The court’s unanimous opinion by Justice Kelli Evans concludes that, although the relevant statute — Penal Code section 1172.6 — requires a defendant be resentenced for the felony on which the vacated murder conviction was based even if that felony was not charged, an enhancement to the felony can’t be imposed “unless [it] was pled and either proven to the trier of fact or by the defendant’s admission in open court.” In the case before the court, a second degree murder conviction was vacated and the defendant was properly resentenced for attempted robbery, but the superior court erred in also imposing a firearm use enhancement.
The court said, “We deem it unlikely the Legislature intended to allow the prosecution to effectively revisit its charging decisions for the entire range of offense-specific sentencing allegations and enhancements every time a petitioner succeeds in setting aside a murder conviction under section 1172.6.”
Since its enactment, SB 1437 has been a mainstay of the court’s docket. (See, e.g., here, here, here, here, here, here, and here.)
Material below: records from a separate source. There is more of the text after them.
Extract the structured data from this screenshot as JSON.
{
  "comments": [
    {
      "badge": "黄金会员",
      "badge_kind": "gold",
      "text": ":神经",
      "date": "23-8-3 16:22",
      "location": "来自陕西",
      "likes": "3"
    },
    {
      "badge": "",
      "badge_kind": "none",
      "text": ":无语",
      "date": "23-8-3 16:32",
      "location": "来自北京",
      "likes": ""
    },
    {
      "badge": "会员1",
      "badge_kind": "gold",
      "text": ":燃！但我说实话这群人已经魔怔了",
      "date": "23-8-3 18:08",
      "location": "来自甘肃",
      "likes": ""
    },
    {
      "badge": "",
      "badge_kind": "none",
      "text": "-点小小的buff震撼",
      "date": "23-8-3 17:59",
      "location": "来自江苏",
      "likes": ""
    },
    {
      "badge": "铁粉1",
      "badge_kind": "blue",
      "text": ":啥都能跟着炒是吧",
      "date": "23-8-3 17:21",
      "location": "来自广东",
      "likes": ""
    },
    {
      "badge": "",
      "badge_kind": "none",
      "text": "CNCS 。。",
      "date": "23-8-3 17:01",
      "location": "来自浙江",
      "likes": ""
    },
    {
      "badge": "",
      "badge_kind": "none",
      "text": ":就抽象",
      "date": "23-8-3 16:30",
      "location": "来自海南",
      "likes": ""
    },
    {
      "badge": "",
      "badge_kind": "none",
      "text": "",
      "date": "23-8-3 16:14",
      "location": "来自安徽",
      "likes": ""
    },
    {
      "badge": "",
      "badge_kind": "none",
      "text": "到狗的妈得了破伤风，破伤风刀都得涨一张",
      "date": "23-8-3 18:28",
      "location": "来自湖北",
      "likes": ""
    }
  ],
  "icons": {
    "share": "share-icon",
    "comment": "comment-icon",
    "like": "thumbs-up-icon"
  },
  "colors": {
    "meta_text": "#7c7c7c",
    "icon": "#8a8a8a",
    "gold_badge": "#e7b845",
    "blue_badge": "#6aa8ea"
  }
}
The court affirmed the Sixth District’s published opinion “to the extent it ordered the firearm use enhancement stricken,” but reversed “to the extent [the appellate court] ordered a remand to the trial court for redesignation of the underlying felony or felonies.” The Sixth District had disagreed with the First District, Division Five, opinion in People v. Howard (2020) 50 Cal.App.5th 727 about when an enhancement can be imposed on resentencing, but the Supreme Court distinguished Howard instead of disapproving it.